Lectures
Entre ici et là-bas. Des Maghrébins racontent
Bruno Laffort (dir.).
Karthala (586 p., 32 euros)

À force de parler de "flux migratoires", on en oublierait presque que derrière les chiffres et autres statistiques, se trouvent d'abord des hommes et des femmes aux motivations et aux parcours beaucoup plus singuliers qu'on ne le pense. Ce livre nous le rappelle et de quelle manière ! Il propose pas moins d'une trentaine de longs entretiens avec des Maghrébins, jeunes et moins jeunes, ayant déjà une expérience de migration.
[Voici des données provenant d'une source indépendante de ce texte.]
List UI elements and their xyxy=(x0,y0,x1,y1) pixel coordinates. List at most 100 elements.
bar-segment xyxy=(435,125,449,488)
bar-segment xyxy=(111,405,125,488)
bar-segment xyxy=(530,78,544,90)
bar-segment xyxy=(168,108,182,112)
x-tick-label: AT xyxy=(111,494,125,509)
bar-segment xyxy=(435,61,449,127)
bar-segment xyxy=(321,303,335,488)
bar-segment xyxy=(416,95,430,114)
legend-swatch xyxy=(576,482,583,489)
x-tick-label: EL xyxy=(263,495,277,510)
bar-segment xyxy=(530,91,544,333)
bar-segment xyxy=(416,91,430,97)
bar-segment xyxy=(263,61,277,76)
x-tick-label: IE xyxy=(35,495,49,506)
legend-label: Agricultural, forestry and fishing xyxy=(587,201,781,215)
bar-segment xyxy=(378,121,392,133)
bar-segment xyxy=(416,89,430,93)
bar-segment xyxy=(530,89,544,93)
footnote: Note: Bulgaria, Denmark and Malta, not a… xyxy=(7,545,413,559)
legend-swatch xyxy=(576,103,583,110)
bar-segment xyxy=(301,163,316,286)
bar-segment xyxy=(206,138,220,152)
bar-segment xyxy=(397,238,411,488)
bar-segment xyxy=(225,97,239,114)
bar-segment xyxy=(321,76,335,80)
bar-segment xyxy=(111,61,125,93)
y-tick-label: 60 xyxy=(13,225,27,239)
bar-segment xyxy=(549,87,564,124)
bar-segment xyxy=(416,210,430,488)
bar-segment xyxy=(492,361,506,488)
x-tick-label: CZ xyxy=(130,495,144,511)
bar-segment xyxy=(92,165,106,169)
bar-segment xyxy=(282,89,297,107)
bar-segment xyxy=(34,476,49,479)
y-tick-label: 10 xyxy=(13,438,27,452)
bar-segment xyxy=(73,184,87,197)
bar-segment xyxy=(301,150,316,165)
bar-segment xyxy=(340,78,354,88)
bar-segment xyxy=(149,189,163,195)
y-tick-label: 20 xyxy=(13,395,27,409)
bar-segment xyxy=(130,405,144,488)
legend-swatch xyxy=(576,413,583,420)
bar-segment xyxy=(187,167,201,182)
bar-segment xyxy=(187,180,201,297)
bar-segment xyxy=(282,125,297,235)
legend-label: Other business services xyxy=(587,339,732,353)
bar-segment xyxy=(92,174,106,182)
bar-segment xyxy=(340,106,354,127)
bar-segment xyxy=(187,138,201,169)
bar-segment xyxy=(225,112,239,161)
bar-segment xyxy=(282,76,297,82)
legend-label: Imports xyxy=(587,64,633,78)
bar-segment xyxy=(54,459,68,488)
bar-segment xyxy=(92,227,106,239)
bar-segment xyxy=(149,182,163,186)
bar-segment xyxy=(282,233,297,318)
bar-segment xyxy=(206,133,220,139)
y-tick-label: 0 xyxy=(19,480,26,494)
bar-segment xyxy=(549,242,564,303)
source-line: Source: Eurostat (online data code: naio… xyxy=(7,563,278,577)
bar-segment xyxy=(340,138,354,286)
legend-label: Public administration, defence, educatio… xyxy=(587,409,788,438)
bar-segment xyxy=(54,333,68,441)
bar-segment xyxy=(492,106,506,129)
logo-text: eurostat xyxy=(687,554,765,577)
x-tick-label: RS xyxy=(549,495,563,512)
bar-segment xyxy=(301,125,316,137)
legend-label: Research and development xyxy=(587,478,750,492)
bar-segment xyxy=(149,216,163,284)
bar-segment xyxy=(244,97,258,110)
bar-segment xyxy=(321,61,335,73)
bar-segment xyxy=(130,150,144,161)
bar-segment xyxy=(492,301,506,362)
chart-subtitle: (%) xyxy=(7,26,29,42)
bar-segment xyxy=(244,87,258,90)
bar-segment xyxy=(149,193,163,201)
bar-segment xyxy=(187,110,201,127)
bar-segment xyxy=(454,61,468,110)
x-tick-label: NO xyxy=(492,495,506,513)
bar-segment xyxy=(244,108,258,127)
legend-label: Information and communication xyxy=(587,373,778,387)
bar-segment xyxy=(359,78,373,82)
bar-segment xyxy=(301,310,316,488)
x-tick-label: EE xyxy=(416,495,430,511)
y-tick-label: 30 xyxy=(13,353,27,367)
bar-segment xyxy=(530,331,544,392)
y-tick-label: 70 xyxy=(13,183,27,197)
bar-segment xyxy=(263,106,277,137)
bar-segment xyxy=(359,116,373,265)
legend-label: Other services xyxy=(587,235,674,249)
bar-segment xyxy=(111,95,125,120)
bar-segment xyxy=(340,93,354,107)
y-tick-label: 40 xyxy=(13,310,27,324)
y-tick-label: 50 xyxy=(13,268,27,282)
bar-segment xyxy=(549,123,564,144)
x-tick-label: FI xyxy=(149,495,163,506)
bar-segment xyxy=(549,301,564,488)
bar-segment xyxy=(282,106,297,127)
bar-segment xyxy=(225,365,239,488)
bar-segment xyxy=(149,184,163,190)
L'ensemble est réparti en six chapitres qui abordent tous les aspects de l'expérience, des nouvelles stratégies de départ, aux violences politiques qui parfois les motivent, en passant par la rencontre/confrontation avec les sociétés d'accueil, etc.

Issus d'une enquête de terrain menée de 2007 à 2010 sur les deux rives de la Méditerranée, les entretiens sont reproduits tels quels (seuls les tics de langage ont été gommés pour en faciliter la lecture). On entre ainsi de plain-pied dans le récit des parcours de Sabrina, Amine, Adel et de bien d'autres (des prénoms parfois modifiés par mesure de sécurité, à la demande des intéressés...). À défaut de garantir un échantillon représentatif, l'ouvrage offre un spectre très large de profils et des situations, entre ceux qui optent pour les démarches administratives normales, le séjour étudiant, le mariage arrangé ou, à l'instar des "harragas", l'immigration clandestine.

Certes, bien d'autres travaux ont entrepris de nous faire comprendre le phénomène migratoire, à échelle d'homme. On songe en particulier à ceux d'Abdelmalek Sayad sur l'immigration algérienne ouvrière des années 1960, que les auteurs citent d'ailleurs en référence. Mais, entre ces années-là et aujourd'hui, le contexte, est-il besoin de le préciser, a bien changé.

Dans les années 1960, l'immigration était essentiellement masculine et encouragée par l'industrie en quête de main-d'oeuvre. Plus diplômée aujourd'hui, elle s'est aussi largement féminisée (et pas seulement sous l'effet du regroupement familial), tout en recrutant parmi les petits fonctionnaires et les classes moyennes. Si le facteur économique reste prégnant (on part encore pour trouver un emploi), il apparaît secondaire par rapport à d'autres, à commencer par la volonté de fuir la pression "psychique" exercée par la société sinon la famille, pour vivre une vie normale. Les plus jeunes mettent en avant l'absence de place qui leur est faite dans la société. Des femmes évoquent la simple aspiration à pouvoir boire à une terrasse de café... Par-delà leurs spécificités, tous demandent à pouvoir choisir leur destin. À bien des égards, ils s'apparentent à des entrepreneurs, et pas seulement par ce que leur projet a un coût exorbitant (la France impose d'importantes garanties financières aux candidats au séjour temporaire), mais parce que, loin de se laisser décourager par un premier échec, ils remettent leur projet sur le métier. Pas tant pour ne pas décevoir la famille restée au pays, mais parce que c'est leur choix.

Ce faisant, ils esquissent de nouvelles "circulations migratoires". Certains se sont installés dans un pays après plusieurs séjours (lors d'un voyage ou pour leurs études). D'autres, parfois les mêmes, n'excluent pas de revenir dans leur pays d'origine. Devant les difficultés rencontrées, d'autres encore n'hésitent pas à prendre la tangente, vers d'autres destinations. Dans ce contexte, la France n'est plus la destination exclusive. Beaucoup lui préfèrent l'Italie et l'Espagne, sans oublier le Canada qui devient la destination rêvée pour les candidats francophones.